Monday, April 2, 2012

"I was born without the 'mommy gene'."

It really bugs me when childfree people say things like "I was born without the mommy gene." It implies that we're defective in some way because we don't want kids, or that mothers are somehow superior. I can only speak for myself, but I can tell you without a shadow of a doubt, I am not defective or inferior.

I also can't stand it when people say things like "I wouldn't be a good mother" just to placate mothers. Why make excuses? We just don't want to have kids. Making excuses makes it seem like there's something inherently wrong with not wanting kids and we need to make up some seemingly legitimate reason why it's not a good idea for us to have them.

If someone doesn't want to own a dog, they don't have to make excuses like "I was born without the 'dog lovers' gene". If someone doesn't want to climb Mount Everest, they don't need to make excuses like "I was born without the 'mountain climbers' gene" so why should we make excuses like "I was born without the 'mommy gene'"? It's a choice like everything else we do in life.

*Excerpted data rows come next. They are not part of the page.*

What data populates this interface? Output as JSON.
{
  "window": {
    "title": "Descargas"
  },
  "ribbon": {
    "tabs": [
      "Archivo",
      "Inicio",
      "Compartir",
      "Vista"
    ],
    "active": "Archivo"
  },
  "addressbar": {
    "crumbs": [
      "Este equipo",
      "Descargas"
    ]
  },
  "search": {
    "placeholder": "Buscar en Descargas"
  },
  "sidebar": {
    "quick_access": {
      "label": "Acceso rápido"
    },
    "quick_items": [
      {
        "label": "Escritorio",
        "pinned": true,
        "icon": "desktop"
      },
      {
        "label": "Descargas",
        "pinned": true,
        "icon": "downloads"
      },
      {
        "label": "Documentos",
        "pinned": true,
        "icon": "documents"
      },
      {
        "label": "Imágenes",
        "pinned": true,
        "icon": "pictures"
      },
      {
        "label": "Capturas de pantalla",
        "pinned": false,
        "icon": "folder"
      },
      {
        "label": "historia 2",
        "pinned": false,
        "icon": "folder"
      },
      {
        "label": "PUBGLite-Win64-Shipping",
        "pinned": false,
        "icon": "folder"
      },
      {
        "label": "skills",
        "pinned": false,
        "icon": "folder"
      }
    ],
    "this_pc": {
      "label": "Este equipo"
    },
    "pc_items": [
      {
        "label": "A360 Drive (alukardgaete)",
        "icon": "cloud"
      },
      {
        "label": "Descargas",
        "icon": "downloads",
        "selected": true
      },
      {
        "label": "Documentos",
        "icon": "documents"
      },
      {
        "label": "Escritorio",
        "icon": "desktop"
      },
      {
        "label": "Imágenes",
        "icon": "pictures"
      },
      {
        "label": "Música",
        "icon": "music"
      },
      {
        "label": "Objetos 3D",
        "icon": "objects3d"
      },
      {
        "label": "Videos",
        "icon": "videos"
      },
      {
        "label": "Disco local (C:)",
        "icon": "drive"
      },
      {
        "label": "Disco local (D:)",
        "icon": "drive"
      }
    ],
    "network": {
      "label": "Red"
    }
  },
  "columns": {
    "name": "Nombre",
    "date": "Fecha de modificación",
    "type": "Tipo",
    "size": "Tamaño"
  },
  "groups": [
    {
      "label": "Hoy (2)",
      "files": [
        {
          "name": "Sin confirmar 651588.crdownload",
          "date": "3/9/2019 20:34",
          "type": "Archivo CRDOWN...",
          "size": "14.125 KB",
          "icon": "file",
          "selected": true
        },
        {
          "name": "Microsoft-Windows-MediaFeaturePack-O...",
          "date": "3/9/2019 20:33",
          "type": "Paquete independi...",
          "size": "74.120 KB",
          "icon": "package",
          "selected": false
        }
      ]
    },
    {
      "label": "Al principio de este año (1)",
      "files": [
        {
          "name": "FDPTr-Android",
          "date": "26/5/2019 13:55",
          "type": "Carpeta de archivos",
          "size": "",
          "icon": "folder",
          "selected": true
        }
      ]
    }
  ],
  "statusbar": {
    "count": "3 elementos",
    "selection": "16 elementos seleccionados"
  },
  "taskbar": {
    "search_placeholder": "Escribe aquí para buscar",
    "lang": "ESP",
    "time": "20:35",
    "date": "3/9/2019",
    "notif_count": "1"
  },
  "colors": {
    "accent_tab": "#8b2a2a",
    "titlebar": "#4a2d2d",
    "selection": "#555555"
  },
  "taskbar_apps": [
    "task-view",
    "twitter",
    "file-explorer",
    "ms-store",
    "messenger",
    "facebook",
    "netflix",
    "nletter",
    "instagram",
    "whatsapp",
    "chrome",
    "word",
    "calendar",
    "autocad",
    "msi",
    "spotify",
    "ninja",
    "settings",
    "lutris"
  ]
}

I don't care if someone has a problem with my not wanting to have kids. It's my life and my uterus, not theirs. They don't get a say in whether or not I have kids. My not having kids doesn't impact their life in any way whatsoever.

Friday, March 30, 2012

My reasons for not wanting kids

Some other bloggers have written out lengthy posts detailing all of their reasons for not wanting kids. I thought about doing the same.
I have lots of reasons for not wanting kids. I'm not going to list them, though, because I don't need to justify my life decisions to anybody.

The only reason I'm going to give you is I don't want kids.

If that's not good enough for you, then maybe you need to think about why. What I do with my uterus none of your business.

Thursday, January 19, 2012

The ridiculousness of articles such as "How much is a homemaker worth?"

I came across an article on Yahoo the other day entitled "How much is a homemaker worth?"
Everything listed in this article (except for child care) are all things that single people do as well, but we never see articles saying single people should be paid hundreds of thousands of dollars for doing things that are part of life, and that everyone (not just mothers) has to do. We don't try to self-aggrandize and call ourselves house cleaners just because we cleaned a toilet.

If we follow this logic, I'm a sanitation worker because I flush my toilet. I'm a dog groomer because I bathe my dog. I'm a financial planner because I set myself a budget. I'm a personal shopper because I buy groceries. I'm a personal trainer because I work out. I'm a pastry chef because I bake cookies. I'm a meteorologist because I look outside and say "it's raining".

It all sounds ridiculous, doesn't it? Is that because I don't have children? Would any of the above be true if I did? No, because I don't have the training to be any of those things. I haven't earned the title.

It's no secret that if you have kids, you're going to have to cook for them, clean up after them, and do their laundry, so why do mothers expect praise and admiration for something they chose to do?